Seven is often used to denote completion, totality.

So why is it addressed as it is?  We know, for instance, about other churches in Asia-why are they left out?  It could have been seven churches somewhere else-why not Judea, or Macedonia, or Galatia?  Here’s a guess. Seven is often used to denote completion, totality.  So Jesus looked around, and found a region where there were seven churches who could represent the spectrum he wanted to address.  He zeroed in on Asia, and these seven out of all the churches there, because-whoever and wherever and whenever we are-we can find there a depiction of ourselves.  Why do it this way?  I think it makes it more personal, less general.

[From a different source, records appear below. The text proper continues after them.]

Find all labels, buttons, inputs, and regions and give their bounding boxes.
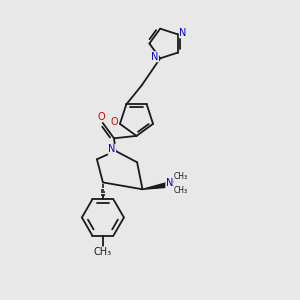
- Polygon shape: [142, 182, 168, 189]
- Text: N: N: [151, 52, 158, 62]
- Text: N: N: [179, 28, 187, 38]
- Text: N: N: [108, 144, 116, 154]
- Text: O: O: [97, 112, 105, 122]
- Text: CH₃: CH₃: [173, 172, 188, 181]
- Text: CH₃: CH₃: [94, 247, 112, 257]
- Text: CH₃: CH₃: [173, 186, 188, 195]
- Text: N: N: [166, 178, 173, 188]
- Text: O: O: [110, 117, 118, 128]
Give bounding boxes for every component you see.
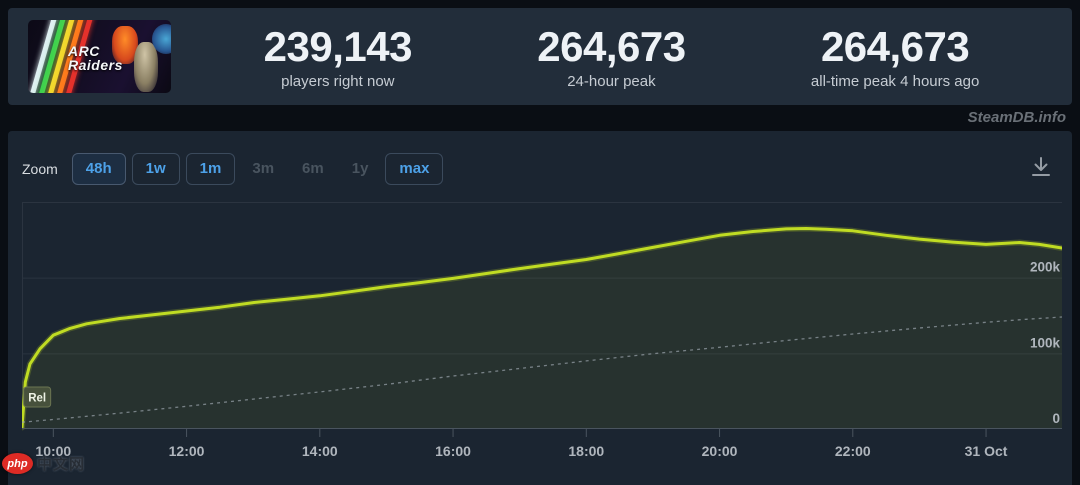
stat-value: 264,673 bbox=[820, 22, 970, 70]
svg-text:Rel: Rel bbox=[28, 393, 46, 405]
zoom-toolbar: Zoom 48h 1w 1m 3m 6m 1y max bbox=[22, 151, 444, 187]
stat-label: players right now bbox=[281, 72, 395, 90]
zoom-range-6m: 6m bbox=[291, 153, 335, 185]
php-logo-icon: php bbox=[2, 453, 33, 474]
stat-alltime-peak: 264,673 all-time peak 4 hours ago bbox=[810, 22, 980, 90]
chart-axis bbox=[22, 428, 1062, 437]
zoom-range-1y: 1y bbox=[341, 153, 380, 185]
svg-text:200k: 200k bbox=[1030, 260, 1061, 275]
stat-value: 264,673 bbox=[537, 22, 686, 70]
zoom-range-48h[interactable]: 48h bbox=[71, 153, 126, 185]
chart-series bbox=[22, 225, 1062, 431]
svg-text:0: 0 bbox=[1052, 411, 1060, 426]
zoom-range-1m[interactable]: 1m bbox=[185, 153, 236, 185]
watermark-text: 中文网 bbox=[37, 456, 86, 473]
y-axis-labels: 200k 100k 0 bbox=[1030, 260, 1061, 426]
svg-text:22:00: 22:00 bbox=[835, 443, 871, 459]
capsule-character bbox=[134, 42, 158, 92]
zoom-range-1w[interactable]: 1w bbox=[131, 153, 180, 185]
stat-24h-peak: 264,673 24-hour peak bbox=[537, 22, 686, 90]
stat-players-now: 239,143 players right now bbox=[263, 22, 413, 90]
chart-gridlines bbox=[22, 202, 1062, 429]
chart-panel: Zoom 48h 1w 1m 3m 6m 1y max 10:00 12:00 14… bbox=[8, 131, 1072, 485]
site-watermark: php 中文网 bbox=[2, 453, 85, 474]
stat-label: all-time peak 4 hours ago bbox=[810, 72, 980, 90]
download-icon bbox=[1032, 157, 1050, 176]
zoom-label: Zoom bbox=[22, 161, 58, 177]
header-stats-bar: ARC Raiders 239,143 players right now 26… bbox=[8, 8, 1072, 105]
game-logo-text: ARC Raiders bbox=[68, 43, 123, 73]
svg-text:14:00: 14:00 bbox=[302, 443, 338, 459]
stat-label: 24-hour peak bbox=[567, 72, 656, 90]
zoom-range-3m: 3m bbox=[241, 153, 285, 185]
svg-text:12:00: 12:00 bbox=[169, 443, 205, 459]
download-chart-button[interactable] bbox=[1028, 155, 1054, 183]
zoom-range-max[interactable]: max bbox=[385, 153, 444, 185]
svg-text:18:00: 18:00 bbox=[568, 443, 604, 459]
svg-text:31 Oct: 31 Oct bbox=[965, 443, 1008, 459]
svg-text:100k: 100k bbox=[1030, 335, 1061, 350]
game-capsule-image[interactable]: ARC Raiders bbox=[28, 20, 171, 93]
player-count-chart[interactable]: 10:00 12:00 14:00 16:00 18:00 20:00 22:00 31 Oc… bbox=[22, 202, 1062, 464]
stats-row: 239,143 players right now 264,673 24-hou… bbox=[171, 22, 1072, 90]
capsule-character bbox=[152, 24, 171, 54]
x-axis-labels: 10:00 12:00 14:00 16:00 18:00 20:00 22:00 31 Oc… bbox=[35, 443, 1007, 459]
capsule-character bbox=[112, 26, 138, 64]
release-flag: Rel bbox=[23, 386, 52, 408]
steamdb-attribution: SteamDB.info bbox=[967, 109, 1066, 126]
svg-text:10:00: 10:00 bbox=[35, 443, 71, 459]
stat-value: 239,143 bbox=[263, 22, 413, 70]
svg-text:16:00: 16:00 bbox=[435, 443, 471, 459]
svg-text:20:00: 20:00 bbox=[702, 443, 738, 459]
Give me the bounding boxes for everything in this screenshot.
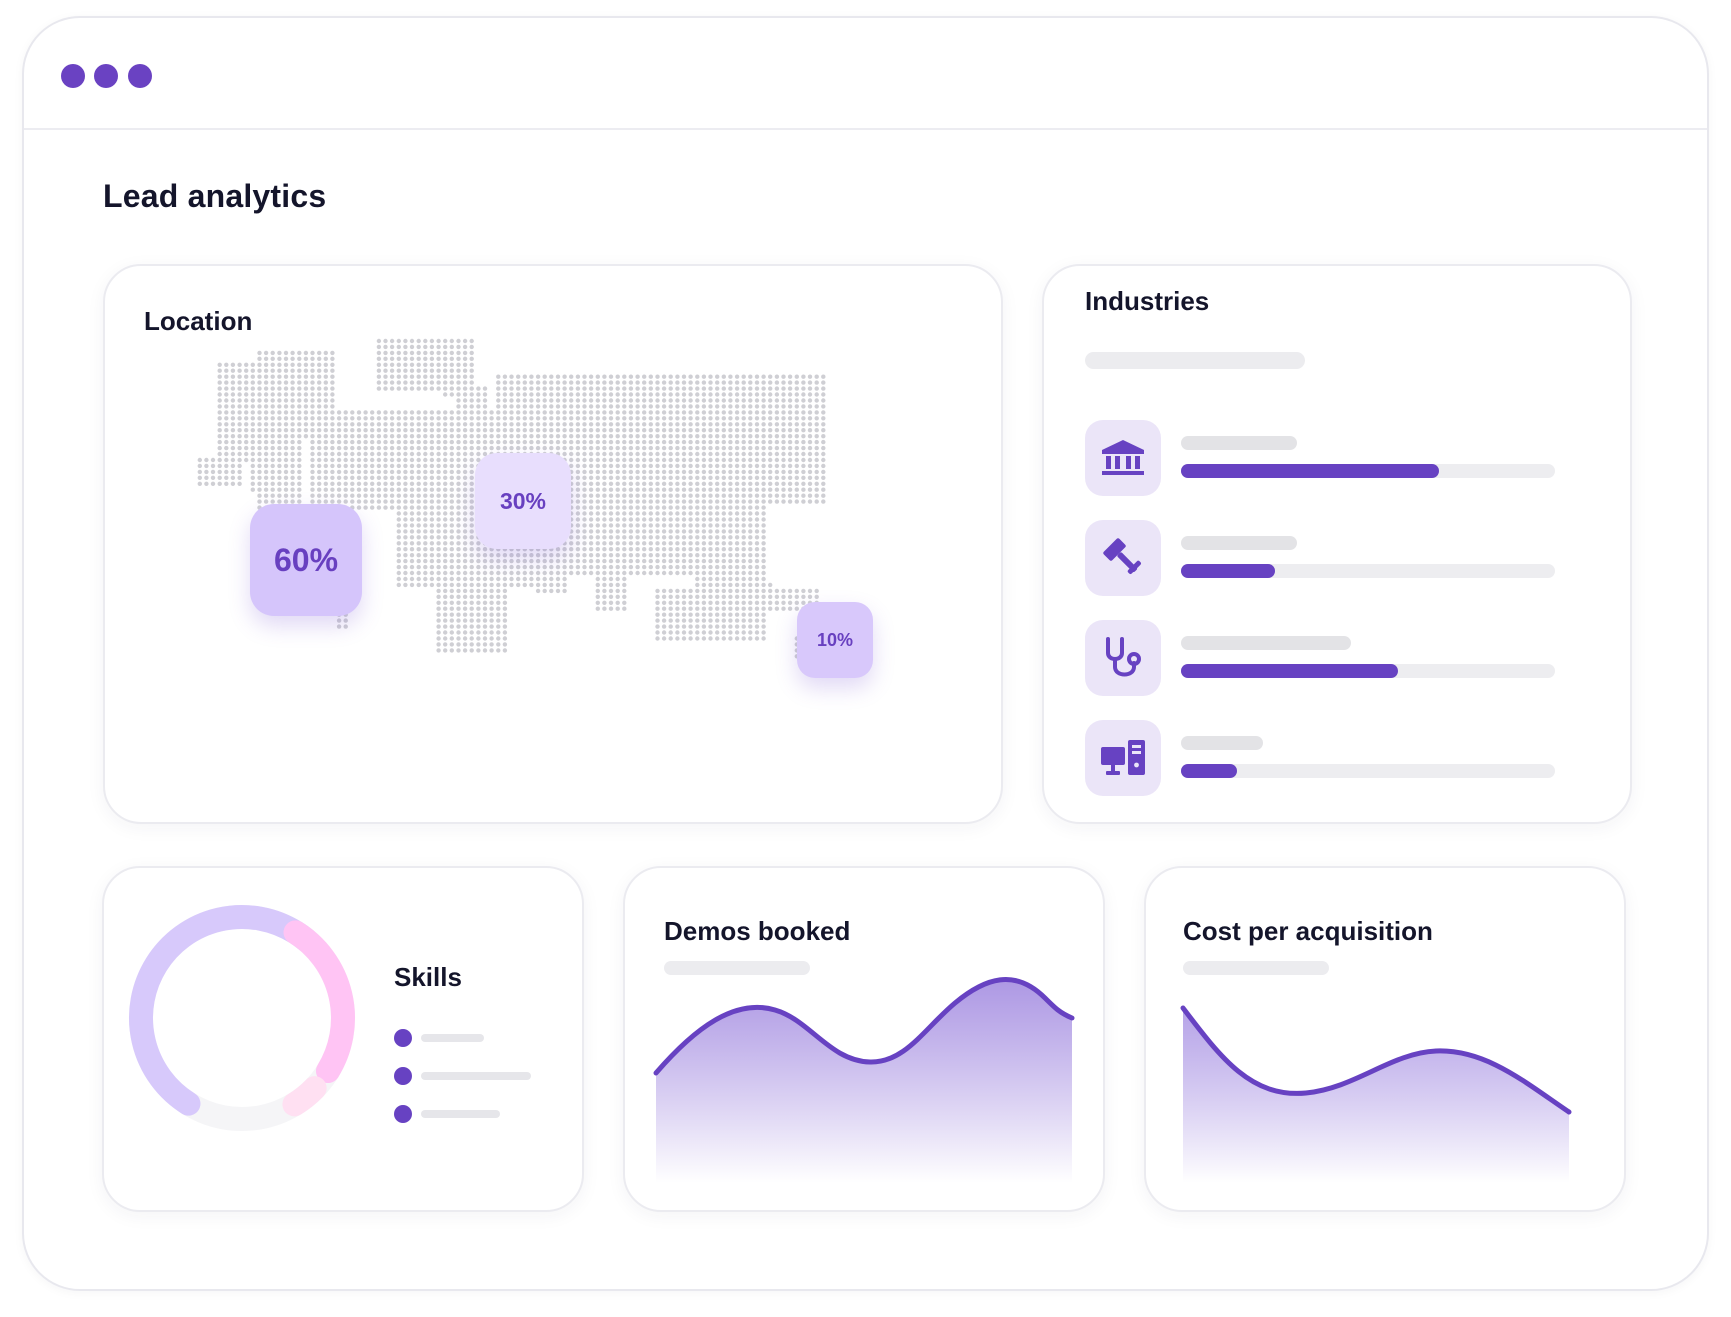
world-dot-map: [197, 338, 826, 659]
skills-legend-dot: [394, 1067, 412, 1085]
skills-legend-label-placeholder: [421, 1072, 531, 1080]
industry-label-placeholder: [1181, 536, 1297, 550]
window-control-dot-3[interactable]: [128, 64, 152, 88]
bank-icon: [1085, 420, 1161, 496]
industries-title: Industries: [1085, 286, 1210, 316]
demos-booked-line: [653, 977, 1075, 1076]
industry-row-legal[interactable]: [1085, 520, 1605, 596]
skills-legend-dot: [394, 1105, 412, 1123]
industry-label-placeholder: [1181, 436, 1297, 450]
cost-per-acquisition-area: [1183, 1008, 1569, 1183]
page-title: Lead analytics: [103, 178, 327, 214]
cost-per-acquisition-card: Cost per acquisition: [1144, 866, 1626, 1212]
location-badge-europe[interactable]: 30%: [475, 453, 571, 549]
demos-booked-subtitle-placeholder: [664, 961, 810, 975]
app-window: Lead analytics Location 60% 30% 10% Indu…: [22, 16, 1709, 1291]
skills-donut-segment-tertiary: [129, 905, 355, 1131]
computer-icon: [1085, 720, 1161, 796]
location-card: Location 60% 30% 10%: [103, 264, 1003, 824]
industry-bar-fill: [1181, 464, 1440, 478]
skills-legend-label-placeholder: [421, 1034, 484, 1042]
industry-label-placeholder: [1181, 736, 1263, 750]
skills-donut-segment-secondary: [129, 905, 355, 1131]
location-badge-southeast-asia[interactable]: 10%: [797, 602, 873, 678]
demos-booked-card: Demos booked: [623, 866, 1105, 1212]
cost-per-acquisition-subtitle-placeholder: [1183, 961, 1329, 975]
industry-bar-fill: [1181, 564, 1275, 578]
industry-bar-track: [1181, 764, 1555, 778]
skills-legend-label-placeholder: [421, 1110, 500, 1118]
location-title: Location: [144, 306, 253, 336]
window-control-dot-1[interactable]: [61, 64, 85, 88]
industry-bar-fill: [1181, 664, 1398, 678]
skills-legend-dot: [394, 1029, 412, 1047]
skills-card: Skills: [102, 866, 584, 1212]
demos-booked-area: [656, 979, 1072, 1183]
stethoscope-icon: [1085, 620, 1161, 696]
window-control-dot-2[interactable]: [94, 64, 118, 88]
cost-per-acquisition-title: Cost per acquisition: [1183, 916, 1433, 946]
cost-per-acquisition-area-chart: [1180, 1005, 1572, 1183]
industry-bar-fill: [1181, 764, 1238, 778]
gavel-icon: [1085, 520, 1161, 596]
industry-row-technology[interactable]: [1085, 720, 1605, 796]
industry-bar-track: [1181, 664, 1555, 678]
industries-card: Industries: [1042, 264, 1632, 824]
industry-label-placeholder: [1181, 636, 1351, 650]
industry-bar-track: [1181, 464, 1555, 478]
window-titlebar: [24, 18, 1707, 130]
cost-per-acquisition-line: [1180, 1005, 1572, 1115]
industries-subtitle-placeholder: [1085, 352, 1305, 369]
industry-row-finance[interactable]: [1085, 420, 1605, 496]
industry-bar-track: [1181, 564, 1555, 578]
demos-booked-title: Demos booked: [664, 916, 851, 946]
skills-title: Skills: [394, 962, 462, 992]
location-badge-americas[interactable]: 60%: [250, 504, 362, 616]
industry-row-healthcare[interactable]: [1085, 620, 1605, 696]
skills-donut: [129, 905, 355, 1131]
demos-booked-area-chart: [653, 977, 1075, 1183]
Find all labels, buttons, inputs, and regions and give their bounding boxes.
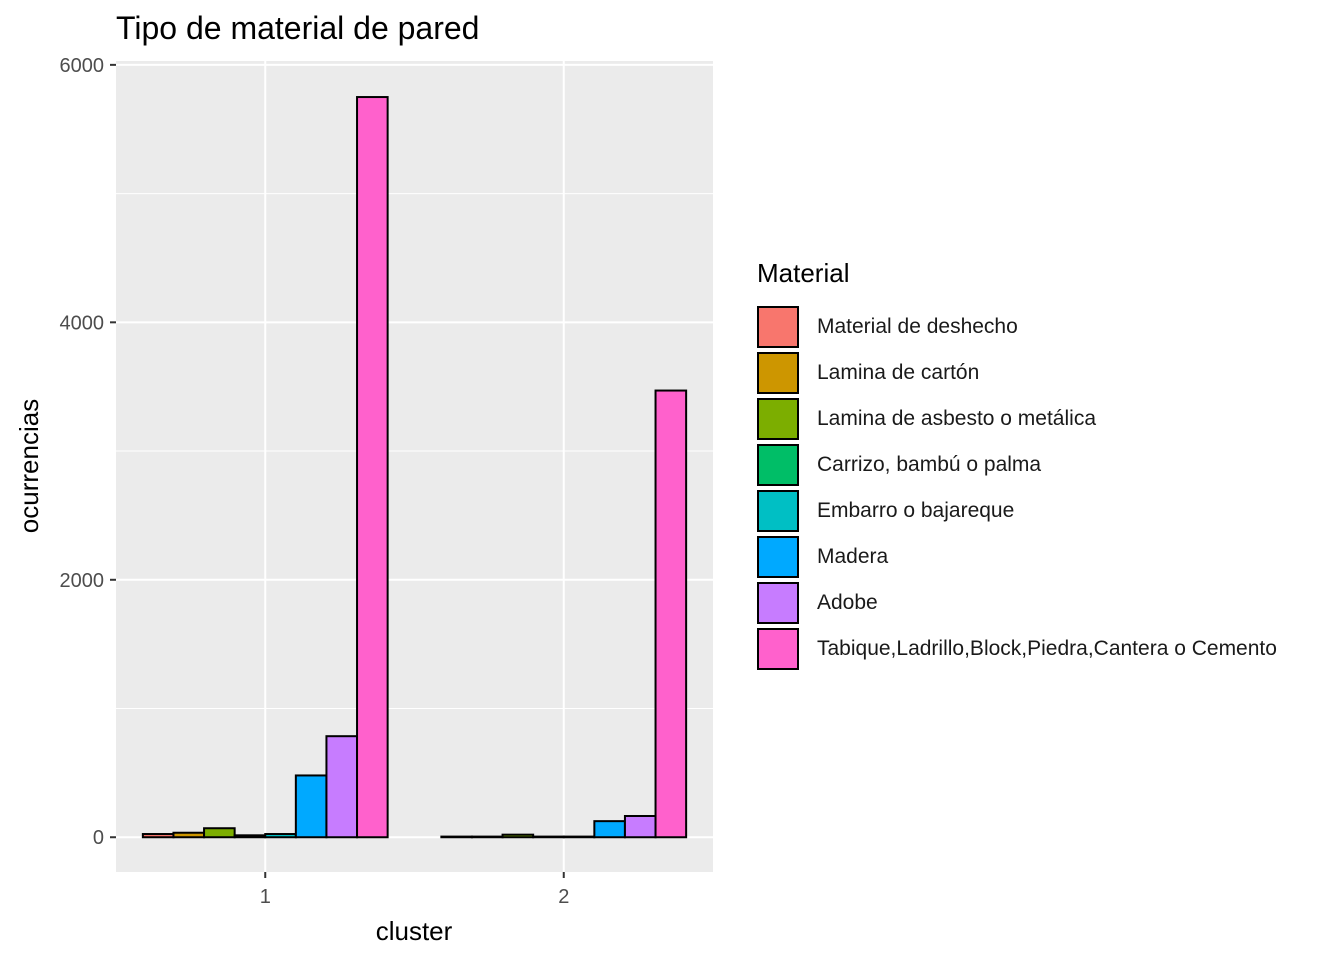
legend-item: Carrizo, bambú o palma — [757, 442, 1277, 488]
legend-item: Lamina de asbesto o metálica — [757, 396, 1277, 442]
y-tick-label: 4000 — [60, 312, 105, 334]
x-tick-label: 1 — [260, 886, 271, 908]
legend-item: Lamina de cartón — [757, 350, 1277, 396]
legend: Material Material de deshecho Lamina de c… — [757, 258, 1277, 672]
legend-items: Material de deshecho Lamina de cartón Lami… — [757, 304, 1277, 672]
bar — [233, 834, 267, 839]
legend-item: Adobe — [757, 580, 1277, 626]
legend-key — [757, 306, 799, 348]
legend-key — [757, 398, 799, 440]
legend-item: Madera — [757, 534, 1277, 580]
legend-item: Tabique,Ladrillo,Block,Piedra,Cantera o … — [757, 626, 1277, 672]
bar — [654, 389, 688, 839]
x-tick-label: 2 — [558, 886, 569, 908]
legend-label: Carrizo, bambú o palma — [817, 453, 1042, 476]
bar — [325, 735, 359, 839]
x-axis-label: cluster — [376, 916, 453, 946]
legend-key — [757, 628, 799, 670]
legend-label: Adobe — [817, 591, 878, 614]
y-axis-label: ocurrencias — [14, 399, 44, 533]
bar — [532, 835, 565, 839]
legend-key — [757, 536, 799, 578]
bar — [593, 820, 626, 839]
legend-key — [757, 582, 799, 624]
bar — [623, 815, 657, 839]
bar — [172, 831, 206, 839]
legend-item: Material de deshecho — [757, 304, 1277, 350]
minor-gridlines — [116, 193, 713, 710]
y-axis: 0 2000 4000 6000 — [60, 55, 116, 849]
bar — [264, 833, 297, 839]
bar — [501, 833, 535, 839]
y-tick-label: 2000 — [60, 570, 105, 592]
bar — [203, 827, 236, 839]
legend-label: Lamina de cartón — [817, 361, 980, 384]
bar — [440, 835, 473, 839]
legend-label: Embarro o bajareque — [817, 499, 1015, 522]
bar — [470, 835, 504, 839]
legend-key — [757, 352, 799, 394]
y-tick-label: 6000 — [60, 55, 105, 77]
bar — [356, 96, 389, 839]
legend-item: Embarro o bajareque — [757, 488, 1277, 534]
y-tick-label: 0 — [93, 827, 104, 849]
bar — [141, 833, 175, 839]
legend-label: Tabique,Ladrillo,Block,Piedra,Cantera o … — [817, 637, 1277, 660]
legend-title: Material — [757, 258, 850, 288]
legend-label: Madera — [817, 545, 889, 568]
plot-panel — [116, 61, 713, 872]
legend-label: Material de deshecho — [817, 315, 1018, 338]
chart-title: Tipo de material de pared — [116, 10, 480, 46]
bar — [294, 774, 328, 839]
legend-key — [757, 444, 799, 486]
bars — [141, 96, 688, 839]
legend-key — [757, 490, 799, 532]
legend-label: Lamina de asbesto o metálica — [817, 407, 1096, 430]
bar — [562, 835, 596, 839]
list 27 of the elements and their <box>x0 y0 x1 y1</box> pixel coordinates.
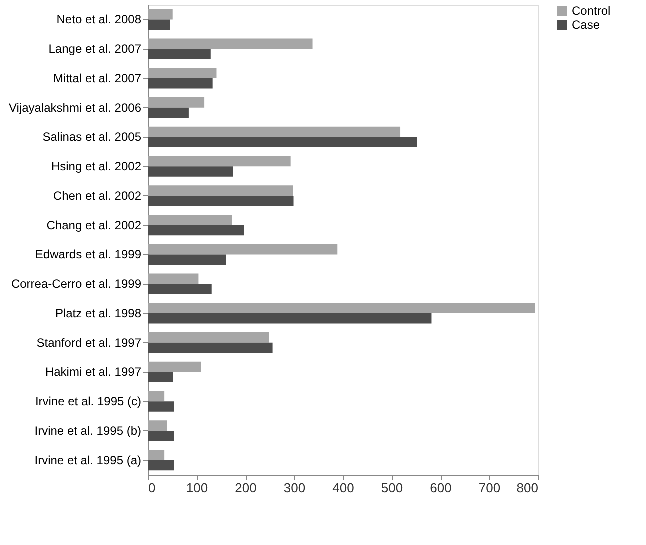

And that brings me to the thing I noticed today.  John addresses the letter he’s writing very personally:  “I, John, your brother and partner…” (Revelation 1:9)  Not a prophet standing in a gate shouting out the words of the Lord to whoever walks by, as some of his predecessors were directed to do.  Instead, a personal letter.  “I’m writing to you as your brother and partner.  You know me.  You know that I’m right there in the trenches with you.  You know I love you and I will stick with you.”  John (and therefore Jesus) wants us to take this very personally.

And we need to take note of what he’s our brother and partner in.  “I, John, your brother and partner in the tribulation.”  As will become apparent in the next two chapters, Jesus is acutely aware of the situations these churches are in.  The circumstances are quite different among them, but in every case there is what we could call tribulation.  Even, as in Laodicea’s case, the trials brought on by the distractions of wealth.

But that’s not all John says.  He’s also “your brother and partner in…the kingdom.”  There are trials, and  he’s with us.  There is also a glorious kingdom.  Note the present tense.  He’s our brother and partner in the kingdom now, as well as in the glory to be revealed at the King’s return. This brotherhood, this partnership, is what upholds us as we share in the trials.

And this still isn’t all.  John says he is also “your brother and partner in…the patient endurance.”  This is the long haul.  John’s not writing a letter and moving on to something else.  He’s going to continue to be their brother and our partner, as long as he’s alive to do it.

John finishes the thought saying that these things “are in Jesus”.  The tribulation in Jesus.  The kingdom in Jesus.  The patient endurance in Jesus.  John is our brother and partner.  We share the relationship because it is in Jesus.  In Jesus, we are all one another’s brother and sister and partner.

And we need each other!  Because we’re all in one of these representative churches.  First love fading, or under persecution, or wracked by false teaching, or morally corrupt, or alive in name only, or weak but staying active, or self-satisfied.

It is so comforting and strengthening to be reminded we’re not in it alone. We have a brother and partner in John-who still reaches out of us even though he is long asleep in the dust.  We have a brother and partner in Jesus.  And we have a brother, sister, partner in each other.  Not general, personal. Not only each-other-all-of-us-generally, but each-other-you-and-me.  Personal.